Biography: Nikolai BerdiaevNikolai Berdiaev was born March 6, 1874 and died
March 23, 1948. He was a religious thinker and a philosopher. At
first, when he was in school at Kiev University in 1894, he believed
in Marxism, but changed his views later in life. He still believed in
Marxism, in that man could improve his lot, but he was against the
violence and crimes of the Soviet order. His main philosophy was
Christian Existentialism, which stressed the examination of the human
condition under a Christian framework. It was a philosophy of freedom
and personality. Its basic concepts were of creativity and
nothingness. He wrote in an unsystematic and mystical method in over
twenty books and many articles. He preferred this to using logic and
rationality. He believed that truth was not from a rational search
but from "a light which breaks through from the transcendent world of
the spirit." His philosophy believed that man's greatness was his
share in the world from the spirit. He believed that man's creativity
enabled him to find truth.
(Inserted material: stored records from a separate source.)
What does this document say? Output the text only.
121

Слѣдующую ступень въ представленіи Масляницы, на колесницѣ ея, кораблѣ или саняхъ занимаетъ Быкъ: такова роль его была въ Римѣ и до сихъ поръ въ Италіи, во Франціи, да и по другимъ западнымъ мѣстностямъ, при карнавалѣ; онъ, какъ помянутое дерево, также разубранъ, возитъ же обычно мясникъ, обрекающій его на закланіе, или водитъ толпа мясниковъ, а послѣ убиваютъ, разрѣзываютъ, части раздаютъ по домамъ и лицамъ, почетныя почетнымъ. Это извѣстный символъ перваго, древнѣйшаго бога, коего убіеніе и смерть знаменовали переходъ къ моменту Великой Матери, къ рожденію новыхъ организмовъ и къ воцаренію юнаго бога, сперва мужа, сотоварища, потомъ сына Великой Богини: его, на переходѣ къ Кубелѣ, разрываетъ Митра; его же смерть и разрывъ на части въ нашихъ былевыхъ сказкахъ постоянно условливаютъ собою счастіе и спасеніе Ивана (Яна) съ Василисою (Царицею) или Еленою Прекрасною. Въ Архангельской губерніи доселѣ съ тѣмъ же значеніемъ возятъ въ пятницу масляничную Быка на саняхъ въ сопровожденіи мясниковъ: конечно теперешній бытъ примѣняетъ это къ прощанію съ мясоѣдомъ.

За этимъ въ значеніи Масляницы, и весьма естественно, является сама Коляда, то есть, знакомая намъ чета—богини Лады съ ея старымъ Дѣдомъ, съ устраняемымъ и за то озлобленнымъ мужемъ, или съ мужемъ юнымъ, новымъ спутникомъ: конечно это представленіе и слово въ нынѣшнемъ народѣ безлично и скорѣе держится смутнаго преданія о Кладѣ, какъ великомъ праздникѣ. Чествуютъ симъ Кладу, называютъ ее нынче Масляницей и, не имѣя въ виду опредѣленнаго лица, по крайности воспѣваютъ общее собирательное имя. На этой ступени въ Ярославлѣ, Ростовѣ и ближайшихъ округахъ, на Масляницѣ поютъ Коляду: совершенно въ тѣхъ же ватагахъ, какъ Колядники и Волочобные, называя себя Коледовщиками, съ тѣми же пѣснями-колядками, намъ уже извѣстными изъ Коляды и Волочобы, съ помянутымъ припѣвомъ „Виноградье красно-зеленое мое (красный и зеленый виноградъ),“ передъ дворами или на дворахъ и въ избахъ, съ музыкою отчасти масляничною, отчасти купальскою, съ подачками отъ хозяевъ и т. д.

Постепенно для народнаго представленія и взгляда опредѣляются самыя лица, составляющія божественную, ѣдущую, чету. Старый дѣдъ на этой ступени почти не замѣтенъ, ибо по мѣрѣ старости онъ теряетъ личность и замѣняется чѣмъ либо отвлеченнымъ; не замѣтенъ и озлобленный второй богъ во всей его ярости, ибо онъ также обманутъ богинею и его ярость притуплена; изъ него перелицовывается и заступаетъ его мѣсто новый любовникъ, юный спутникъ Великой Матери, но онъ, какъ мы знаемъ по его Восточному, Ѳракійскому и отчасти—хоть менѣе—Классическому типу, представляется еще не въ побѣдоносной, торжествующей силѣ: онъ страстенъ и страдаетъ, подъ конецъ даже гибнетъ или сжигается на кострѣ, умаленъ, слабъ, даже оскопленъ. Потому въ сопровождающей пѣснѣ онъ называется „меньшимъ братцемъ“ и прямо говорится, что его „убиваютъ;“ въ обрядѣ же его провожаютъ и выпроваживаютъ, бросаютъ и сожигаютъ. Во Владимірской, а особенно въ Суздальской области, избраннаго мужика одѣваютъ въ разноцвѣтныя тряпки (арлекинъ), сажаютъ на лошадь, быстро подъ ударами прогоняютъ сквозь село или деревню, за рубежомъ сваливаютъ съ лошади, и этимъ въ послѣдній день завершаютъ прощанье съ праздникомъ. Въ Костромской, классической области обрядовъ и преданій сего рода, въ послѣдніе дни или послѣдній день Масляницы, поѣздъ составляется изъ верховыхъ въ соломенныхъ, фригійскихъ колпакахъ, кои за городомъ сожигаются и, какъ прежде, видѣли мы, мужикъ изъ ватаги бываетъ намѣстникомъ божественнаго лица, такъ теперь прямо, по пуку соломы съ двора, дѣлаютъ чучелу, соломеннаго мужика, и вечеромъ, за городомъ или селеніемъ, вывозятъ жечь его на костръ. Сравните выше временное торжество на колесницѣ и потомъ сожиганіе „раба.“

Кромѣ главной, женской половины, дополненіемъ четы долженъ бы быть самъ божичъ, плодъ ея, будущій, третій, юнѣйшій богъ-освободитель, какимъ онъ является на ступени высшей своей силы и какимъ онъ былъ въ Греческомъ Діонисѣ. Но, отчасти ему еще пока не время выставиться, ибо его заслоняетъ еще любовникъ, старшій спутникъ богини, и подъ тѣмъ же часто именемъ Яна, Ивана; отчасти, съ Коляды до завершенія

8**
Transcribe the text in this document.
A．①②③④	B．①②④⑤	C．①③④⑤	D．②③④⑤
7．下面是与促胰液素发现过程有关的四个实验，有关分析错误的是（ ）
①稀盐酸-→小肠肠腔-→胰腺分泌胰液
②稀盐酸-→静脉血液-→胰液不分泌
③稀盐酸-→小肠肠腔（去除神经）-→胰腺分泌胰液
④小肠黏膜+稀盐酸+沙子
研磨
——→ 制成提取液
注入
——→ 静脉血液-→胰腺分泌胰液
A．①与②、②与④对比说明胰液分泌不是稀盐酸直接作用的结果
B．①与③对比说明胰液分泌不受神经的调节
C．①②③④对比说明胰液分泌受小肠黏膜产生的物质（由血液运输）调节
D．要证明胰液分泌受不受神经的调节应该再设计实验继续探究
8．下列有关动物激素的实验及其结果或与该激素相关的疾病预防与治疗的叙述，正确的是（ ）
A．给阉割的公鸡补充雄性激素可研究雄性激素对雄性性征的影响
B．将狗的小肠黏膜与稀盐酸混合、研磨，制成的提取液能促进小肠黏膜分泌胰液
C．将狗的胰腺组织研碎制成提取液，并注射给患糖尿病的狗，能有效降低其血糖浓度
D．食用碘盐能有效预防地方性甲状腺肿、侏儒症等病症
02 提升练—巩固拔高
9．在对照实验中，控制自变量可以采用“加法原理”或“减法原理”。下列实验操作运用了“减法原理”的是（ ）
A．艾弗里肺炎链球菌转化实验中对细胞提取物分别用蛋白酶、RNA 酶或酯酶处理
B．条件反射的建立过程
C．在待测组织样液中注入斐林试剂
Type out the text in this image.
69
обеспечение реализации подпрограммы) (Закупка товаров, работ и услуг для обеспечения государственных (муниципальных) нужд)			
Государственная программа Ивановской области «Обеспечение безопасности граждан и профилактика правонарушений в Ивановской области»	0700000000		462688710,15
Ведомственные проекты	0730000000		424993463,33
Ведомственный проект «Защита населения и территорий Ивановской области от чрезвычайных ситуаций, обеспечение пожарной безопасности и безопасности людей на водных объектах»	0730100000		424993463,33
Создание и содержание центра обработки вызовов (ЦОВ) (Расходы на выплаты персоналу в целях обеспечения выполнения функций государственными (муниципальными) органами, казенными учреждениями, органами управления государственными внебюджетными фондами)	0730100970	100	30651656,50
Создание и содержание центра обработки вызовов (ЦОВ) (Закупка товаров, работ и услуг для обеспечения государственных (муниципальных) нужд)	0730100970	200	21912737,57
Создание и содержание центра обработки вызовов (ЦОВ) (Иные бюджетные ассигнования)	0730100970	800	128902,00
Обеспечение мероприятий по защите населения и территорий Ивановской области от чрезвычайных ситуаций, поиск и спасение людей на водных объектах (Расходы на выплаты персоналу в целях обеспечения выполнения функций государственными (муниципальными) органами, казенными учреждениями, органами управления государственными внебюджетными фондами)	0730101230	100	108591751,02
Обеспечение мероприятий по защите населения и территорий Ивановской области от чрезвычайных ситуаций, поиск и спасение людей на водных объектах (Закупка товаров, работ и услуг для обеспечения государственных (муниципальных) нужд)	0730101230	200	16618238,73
He was influenced by philosophers such as
Schopenhaur, Hegel, Marx, and Nietzsche.
Berdiaev studied at Kiev University in 1894, and
while he was there, he was involved in Marxist activities that in
1899 led to a three years exile to Volgada(northern Russia). When his
sentence was finished he traveled through Germany and came back to
Russia in 1904. The city he came back to was St. Petersburg, and he
took part in a large cultural and religious revival while he was
there. In 1907 he moved to Moscow and joined the Russian Orthodox
Church. He criticized the Holy Synod in an article and was tried for
it in 1914. His case was dropped in 1917 at the start of the Russian
Revolution. He became a professor at Moscow University in 1920. He
lost his job and was exiled again in 1922 for not agreeing with
Orthodox Marxism. Other expelled people joined him in Berlin and they
founded the Academy of Philosophy. In 1924 he moved the Aacadamy to
Paris. He continued to write books until his death in 1948.